Eind 20ste eeuw: herintrede anarchisme

In andere landen in de regio zijn ook later nog anarchisten actief, onder andere in Algerije, ten tijde van de onafhankelijkheidsstrijd begin jaren vijftig en in Iran in de jaren zeventig, voorafgaand aan de Islamitische Revolutie. Maar in de bovenstaande landen laat het anarchisme pas sinds de jaren negentig weer voor het eerst van zich horen.

Libanon - Al-Badil Al-Chouii Al-Taharruri (ACT, Libertair Communistisch Alternatief)

Al-Badil Al-Chouii Al-Taharruri (ACT) is ontstaan in de eerste jaren na de Libanese burgeroorlog, die in 1990 eindigde. De groep is sinds die tijd wisselend actief geweest. Enkele jaren geleden brachten ze met financiële steun van het Franse Alternative Libertaire, een Arabische vertaling van Daniel Guerins Het anarchisme uit. Ook mengden ze zich in de protesten in reactie op de moord op Rafik Hariri. Na de moord op premier Hariri, waarvan men vermoedde dat er pro-Syrische krachten achter zaten, ontstonden twee bredere sociale bewegingen. Een keerde zich vooral tegen inmenging van Syrië in de Libanese politiek, de 14 maart-beweging. De ander, die pro-Syrisch was, bestond onder meer uit de christelijke volgers van de gepensioneerde pro-Hezbollah generaal Michel Aoun. Al-Badil sloot zich aan bij het 14 maart kamp.

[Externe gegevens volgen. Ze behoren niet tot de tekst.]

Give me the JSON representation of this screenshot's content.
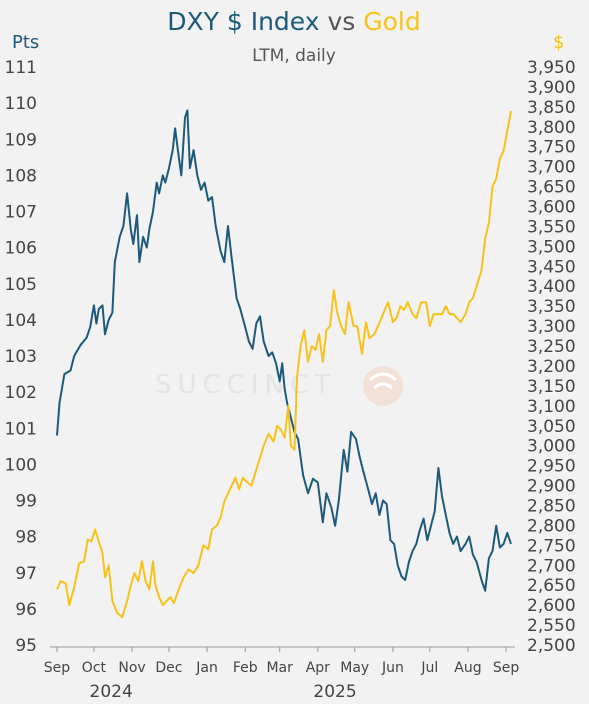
{
  "title": {
    "part1": "DXY $ Index",
    "part2": " vs ",
    "part3": "Gold"
  },
  "subtitle": "LTM, daily",
  "watermark": "SUCCINCT",
  "colors": {
    "dxy": "#1d5a7a",
    "gold": "#f8c21c",
    "background": "#f2f2f2",
    "text": "#444444"
  },
  "chart_data": {
    "type": "line",
    "title": "DXY $ Index vs Gold",
    "subtitle": "LTM, daily",
    "left_axis": {
      "unit_label": "Pts",
      "range": [
        95,
        111
      ],
      "ticks": [
        "95",
        "96",
        "97",
        "98",
        "99",
        "100",
        "101",
        "102",
        "103",
        "104",
        "105",
        "106",
        "107",
        "108",
        "109",
        "110",
        "111"
      ]
    },
    "right_axis": {
      "unit_label": "$",
      "range": [
        2500,
        3950
      ],
      "ticks": [
        "2,500",
        "2,550",
        "2,600",
        "2,650",
        "2,700",
        "2,750",
        "2,800",
        "2,850",
        "2,900",
        "2,950",
        "3,000",
        "3,050",
        "3,100",
        "3,150",
        "3,200",
        "3,250",
        "3,300",
        "3,350",
        "3,400",
        "3,450",
        "3,500",
        "3,550",
        "3,600",
        "3,650",
        "3,700",
        "3,750",
        "3,800",
        "3,850",
        "3,900",
        "3,950"
      ]
    },
    "x_axis": {
      "range": [
        "2024-09-01",
        "2025-09-05"
      ],
      "ticks": [
        {
          "label": "Sep",
          "date": "2024-09-01"
        },
        {
          "label": "Oct",
          "date": "2024-10-01"
        },
        {
          "label": "Nov",
          "date": "2024-11-01"
        },
        {
          "label": "Dec",
          "date": "2024-12-01"
        },
        {
          "label": "Jan",
          "date": "2025-01-01"
        },
        {
          "label": "Feb",
          "date": "2025-02-01"
        },
        {
          "label": "Mar",
          "date": "2025-03-01"
        },
        {
          "label": "Apr",
          "date": "2025-04-01"
        },
        {
          "label": "May",
          "date": "2025-05-01"
        },
        {
          "label": "Jun",
          "date": "2025-06-01"
        },
        {
          "label": "Jul",
          "date": "2025-07-01"
        },
        {
          "label": "Aug",
          "date": "2025-08-01"
        },
        {
          "label": "Sep",
          "date": "2025-09-01"
        }
      ],
      "years": [
        {
          "label": "2024",
          "date": "2024-10-15"
        },
        {
          "label": "2025",
          "date": "2025-04-15"
        }
      ]
    },
    "grid": false,
    "legend": "title-colored",
    "series": [
      {
        "name": "DXY $ Index",
        "axis": "left",
        "color": "#1d5a7a",
        "points": [
          [
            "2024-09-01",
            100.8
          ],
          [
            "2024-09-03",
            101.7
          ],
          [
            "2024-09-07",
            102.5
          ],
          [
            "2024-09-12",
            102.6
          ],
          [
            "2024-09-15",
            103.0
          ],
          [
            "2024-09-20",
            103.3
          ],
          [
            "2024-09-25",
            103.5
          ],
          [
            "2024-09-28",
            103.8
          ],
          [
            "2024-10-01",
            104.4
          ],
          [
            "2024-10-03",
            103.9
          ],
          [
            "2024-10-05",
            104.3
          ],
          [
            "2024-10-08",
            104.4
          ],
          [
            "2024-10-10",
            103.6
          ],
          [
            "2024-10-13",
            104.0
          ],
          [
            "2024-10-16",
            104.2
          ],
          [
            "2024-10-18",
            105.6
          ],
          [
            "2024-10-22",
            106.3
          ],
          [
            "2024-10-25",
            106.6
          ],
          [
            "2024-10-28",
            107.5
          ],
          [
            "2024-10-31",
            106.5
          ],
          [
            "2024-11-02",
            106.1
          ],
          [
            "2024-11-05",
            106.9
          ],
          [
            "2024-11-07",
            105.6
          ],
          [
            "2024-11-10",
            106.3
          ],
          [
            "2024-11-13",
            106.0
          ],
          [
            "2024-11-15",
            106.5
          ],
          [
            "2024-11-18",
            107.0
          ],
          [
            "2024-11-21",
            107.8
          ],
          [
            "2024-11-23",
            107.5
          ],
          [
            "2024-11-26",
            108.0
          ],
          [
            "2024-11-28",
            107.8
          ],
          [
            "2024-12-01",
            108.2
          ],
          [
            "2024-12-04",
            108.7
          ],
          [
            "2024-12-06",
            109.3
          ],
          [
            "2024-12-09",
            108.5
          ],
          [
            "2024-12-11",
            108.0
          ],
          [
            "2024-12-14",
            109.6
          ],
          [
            "2024-12-16",
            109.8
          ],
          [
            "2024-12-18",
            108.2
          ],
          [
            "2024-12-21",
            108.7
          ],
          [
            "2024-12-24",
            108.0
          ],
          [
            "2024-12-27",
            107.6
          ],
          [
            "2024-12-30",
            107.8
          ],
          [
            "2025-01-02",
            107.3
          ],
          [
            "2025-01-05",
            107.4
          ],
          [
            "2025-01-08",
            106.6
          ],
          [
            "2025-01-12",
            105.9
          ],
          [
            "2025-01-15",
            105.6
          ],
          [
            "2025-01-18",
            106.6
          ],
          [
            "2025-01-21",
            105.7
          ],
          [
            "2025-01-25",
            104.6
          ],
          [
            "2025-01-28",
            104.3
          ],
          [
            "2025-02-01",
            103.8
          ],
          [
            "2025-02-04",
            103.4
          ],
          [
            "2025-02-07",
            103.2
          ],
          [
            "2025-02-10",
            103.9
          ],
          [
            "2025-02-13",
            104.1
          ],
          [
            "2025-02-16",
            103.4
          ],
          [
            "2025-02-20",
            103.0
          ],
          [
            "2025-02-23",
            103.1
          ],
          [
            "2025-02-26",
            102.8
          ],
          [
            "2025-03-01",
            102.3
          ],
          [
            "2025-03-03",
            102.8
          ],
          [
            "2025-03-05",
            102.1
          ],
          [
            "2025-03-07",
            101.7
          ],
          [
            "2025-03-10",
            101.3
          ],
          [
            "2025-03-13",
            100.9
          ],
          [
            "2025-03-16",
            100.7
          ],
          [
            "2025-03-20",
            99.7
          ],
          [
            "2025-03-24",
            99.2
          ],
          [
            "2025-03-28",
            99.6
          ],
          [
            "2025-04-01",
            99.5
          ],
          [
            "2025-04-05",
            98.4
          ],
          [
            "2025-04-08",
            99.2
          ],
          [
            "2025-04-12",
            98.8
          ],
          [
            "2025-04-15",
            98.3
          ],
          [
            "2025-04-18",
            99.0
          ],
          [
            "2025-04-22",
            100.4
          ],
          [
            "2025-04-25",
            99.8
          ],
          [
            "2025-04-28",
            100.9
          ],
          [
            "2025-05-02",
            100.7
          ],
          [
            "2025-05-05",
            100.2
          ],
          [
            "2025-05-08",
            99.8
          ],
          [
            "2025-05-12",
            99.3
          ],
          [
            "2025-05-15",
            98.9
          ],
          [
            "2025-05-18",
            99.2
          ],
          [
            "2025-05-21",
            98.6
          ],
          [
            "2025-05-24",
            99.0
          ],
          [
            "2025-05-27",
            98.9
          ],
          [
            "2025-05-30",
            97.9
          ],
          [
            "2025-06-02",
            97.8
          ],
          [
            "2025-06-05",
            97.2
          ],
          [
            "2025-06-08",
            96.9
          ],
          [
            "2025-06-11",
            96.8
          ],
          [
            "2025-06-14",
            97.3
          ],
          [
            "2025-06-17",
            97.6
          ],
          [
            "2025-06-20",
            97.8
          ],
          [
            "2025-06-23",
            98.2
          ],
          [
            "2025-06-26",
            98.5
          ],
          [
            "2025-06-29",
            97.9
          ],
          [
            "2025-07-02",
            98.3
          ],
          [
            "2025-07-05",
            98.7
          ],
          [
            "2025-07-08",
            99.9
          ],
          [
            "2025-07-11",
            99.1
          ],
          [
            "2025-07-14",
            98.6
          ],
          [
            "2025-07-17",
            98.1
          ],
          [
            "2025-07-20",
            97.8
          ],
          [
            "2025-07-23",
            98.0
          ],
          [
            "2025-07-26",
            97.6
          ],
          [
            "2025-07-30",
            97.8
          ],
          [
            "2025-08-02",
            98.0
          ],
          [
            "2025-08-05",
            97.5
          ],
          [
            "2025-08-08",
            97.3
          ],
          [
            "2025-08-12",
            96.8
          ],
          [
            "2025-08-15",
            96.5
          ],
          [
            "2025-08-18",
            97.4
          ],
          [
            "2025-08-21",
            97.6
          ],
          [
            "2025-08-24",
            98.3
          ],
          [
            "2025-08-27",
            97.7
          ],
          [
            "2025-08-30",
            97.8
          ],
          [
            "2025-09-02",
            98.1
          ],
          [
            "2025-09-05",
            97.8
          ]
        ]
      },
      {
        "name": "Gold",
        "axis": "right",
        "color": "#f8c21c",
        "points": [
          [
            "2024-09-01",
            2640
          ],
          [
            "2024-09-04",
            2660
          ],
          [
            "2024-09-08",
            2655
          ],
          [
            "2024-09-11",
            2600
          ],
          [
            "2024-09-15",
            2645
          ],
          [
            "2024-09-19",
            2705
          ],
          [
            "2024-09-23",
            2710
          ],
          [
            "2024-09-26",
            2765
          ],
          [
            "2024-09-29",
            2760
          ],
          [
            "2024-10-02",
            2790
          ],
          [
            "2024-10-05",
            2760
          ],
          [
            "2024-10-08",
            2730
          ],
          [
            "2024-10-10",
            2670
          ],
          [
            "2024-10-13",
            2700
          ],
          [
            "2024-10-16",
            2610
          ],
          [
            "2024-10-20",
            2580
          ],
          [
            "2024-10-24",
            2570
          ],
          [
            "2024-10-28",
            2610
          ],
          [
            "2024-10-31",
            2650
          ],
          [
            "2024-11-03",
            2680
          ],
          [
            "2024-11-06",
            2660
          ],
          [
            "2024-11-09",
            2710
          ],
          [
            "2024-11-12",
            2660
          ],
          [
            "2024-11-15",
            2640
          ],
          [
            "2024-11-18",
            2710
          ],
          [
            "2024-11-20",
            2650
          ],
          [
            "2024-11-23",
            2620
          ],
          [
            "2024-11-26",
            2600
          ],
          [
            "2024-11-29",
            2610
          ],
          [
            "2024-12-02",
            2620
          ],
          [
            "2024-12-05",
            2605
          ],
          [
            "2024-12-09",
            2640
          ],
          [
            "2024-12-13",
            2670
          ],
          [
            "2024-12-17",
            2690
          ],
          [
            "2024-12-21",
            2680
          ],
          [
            "2024-12-25",
            2700
          ],
          [
            "2024-12-29",
            2750
          ],
          [
            "2025-01-02",
            2740
          ],
          [
            "2025-01-05",
            2790
          ],
          [
            "2025-01-09",
            2800
          ],
          [
            "2025-01-12",
            2820
          ],
          [
            "2025-01-15",
            2860
          ],
          [
            "2025-01-18",
            2880
          ],
          [
            "2025-01-21",
            2900
          ],
          [
            "2025-01-24",
            2920
          ],
          [
            "2025-01-27",
            2890
          ],
          [
            "2025-01-30",
            2920
          ],
          [
            "2025-02-02",
            2910
          ],
          [
            "2025-02-06",
            2900
          ],
          [
            "2025-02-09",
            2930
          ],
          [
            "2025-02-12",
            2960
          ],
          [
            "2025-02-16",
            3000
          ],
          [
            "2025-02-20",
            3030
          ],
          [
            "2025-02-24",
            3010
          ],
          [
            "2025-02-27",
            3050
          ],
          [
            "2025-03-02",
            3040
          ],
          [
            "2025-03-05",
            3020
          ],
          [
            "2025-03-08",
            3100
          ],
          [
            "2025-03-10",
            3000
          ],
          [
            "2025-03-13",
            2990
          ],
          [
            "2025-03-15",
            3170
          ],
          [
            "2025-03-18",
            3250
          ],
          [
            "2025-03-21",
            3290
          ],
          [
            "2025-03-24",
            3210
          ],
          [
            "2025-03-27",
            3250
          ],
          [
            "2025-03-30",
            3240
          ],
          [
            "2025-04-02",
            3280
          ],
          [
            "2025-04-05",
            3210
          ],
          [
            "2025-04-08",
            3290
          ],
          [
            "2025-04-11",
            3300
          ],
          [
            "2025-04-14",
            3390
          ],
          [
            "2025-04-17",
            3330
          ],
          [
            "2025-04-20",
            3300
          ],
          [
            "2025-04-23",
            3280
          ],
          [
            "2025-04-26",
            3360
          ],
          [
            "2025-04-30",
            3300
          ],
          [
            "2025-05-03",
            3300
          ],
          [
            "2025-05-07",
            3230
          ],
          [
            "2025-05-10",
            3310
          ],
          [
            "2025-05-13",
            3270
          ],
          [
            "2025-05-17",
            3280
          ],
          [
            "2025-05-20",
            3300
          ],
          [
            "2025-05-24",
            3330
          ],
          [
            "2025-05-28",
            3360
          ],
          [
            "2025-06-01",
            3310
          ],
          [
            "2025-06-04",
            3320
          ],
          [
            "2025-06-07",
            3350
          ],
          [
            "2025-06-10",
            3340
          ],
          [
            "2025-06-13",
            3360
          ],
          [
            "2025-06-17",
            3330
          ],
          [
            "2025-06-20",
            3320
          ],
          [
            "2025-06-24",
            3360
          ],
          [
            "2025-06-28",
            3360
          ],
          [
            "2025-07-01",
            3300
          ],
          [
            "2025-07-04",
            3330
          ],
          [
            "2025-07-08",
            3330
          ],
          [
            "2025-07-11",
            3330
          ],
          [
            "2025-07-14",
            3350
          ],
          [
            "2025-07-17",
            3330
          ],
          [
            "2025-07-20",
            3330
          ],
          [
            "2025-07-23",
            3320
          ],
          [
            "2025-07-26",
            3310
          ],
          [
            "2025-07-30",
            3330
          ],
          [
            "2025-08-02",
            3360
          ],
          [
            "2025-08-05",
            3370
          ],
          [
            "2025-08-08",
            3400
          ],
          [
            "2025-08-12",
            3440
          ],
          [
            "2025-08-15",
            3520
          ],
          [
            "2025-08-18",
            3560
          ],
          [
            "2025-08-21",
            3650
          ],
          [
            "2025-08-24",
            3670
          ],
          [
            "2025-08-27",
            3720
          ],
          [
            "2025-08-30",
            3740
          ],
          [
            "2025-09-02",
            3790
          ],
          [
            "2025-09-05",
            3840
          ]
        ]
      }
    ]
  }
}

Ten tijde van de Israëlische bombardementen op Zuid-Libanon en Beirut in 2006, spral Al-Badil zich in een verklaring uit tegen de Israëlische agressie en de Amerikaanse bemoeienis met Israël en het Midden-Oosten, in een poging om voet aan de grond te houden in de regio. Anderzijds keerde de groep zich tegen het gebruikelijke gelauwerde verzet tegen Israël; de Hezbollah. Ze ziet Hezbollah als een kracht die reactionair is, pro-Iraans, religieus en vrijheidsbeperkend.

Al-Badil is een atheïstische groep. Ten tijde van mijn reis heb ik verschillende leden van de groep ontmoet. Ze spraken enthousiast over het plan voor een nieuwe publicatie in het Arabisch, maar de activiteiten lagen op dat moment stil. Mijn indruk was dat ze op het moment weinig op straat aanwezig waren en dat voor iedereen de dagelijkse beslommeringen vrijwel alle tijd in beslag namen. Op mijn vraag of het zomaar mogelijk zou zijn een eigen lokaaltje te openen, werd door een van hen geantwoord dat hij meende dat dat niet kon. In ieder geval niet in zijn eigen buurt, een christelijke. De Libanese Strijdkrachten worden vooral gesteund vanuit de christelijke gemeenschap en heeft daarom veel controle in christelijke buurten. Hij verwachtte dan ook dat zij zo'n lokaal niet zouden tolereren, ook al zouden ze niet eens precies begrijpen wat voor ideeën Al-Badil er op nahoudt. De vier grote religieuze stromingen hebben allemaal gegarandeerd een belangrijke positie in de overheid. Dat betekent dat de Maronieten (christenen), de Soennieten, de Sjiieten en de Druzen verzekert zijn van een plek in de macht. Maar voor andere religieuze groepen of groepen met andere sociale ideeën is het moeilijk om invloed op de maatschappij uit te oefenen. Libanon leek mij vooral een land beheerst door politieke spanningen.

'Jordanian Anarchists'

In Amman ontmoette ik leden van een groep die zichzelf in internationale publicaties 'Jordanian Anarchists' noemt. De groep bestaat pas een paar jaar en heeft zo'n tien leden. In Jordanië bestaat geen vrijheid van politieke organisatie. De enige erkende oppositiegroepering is de 'social left movement'.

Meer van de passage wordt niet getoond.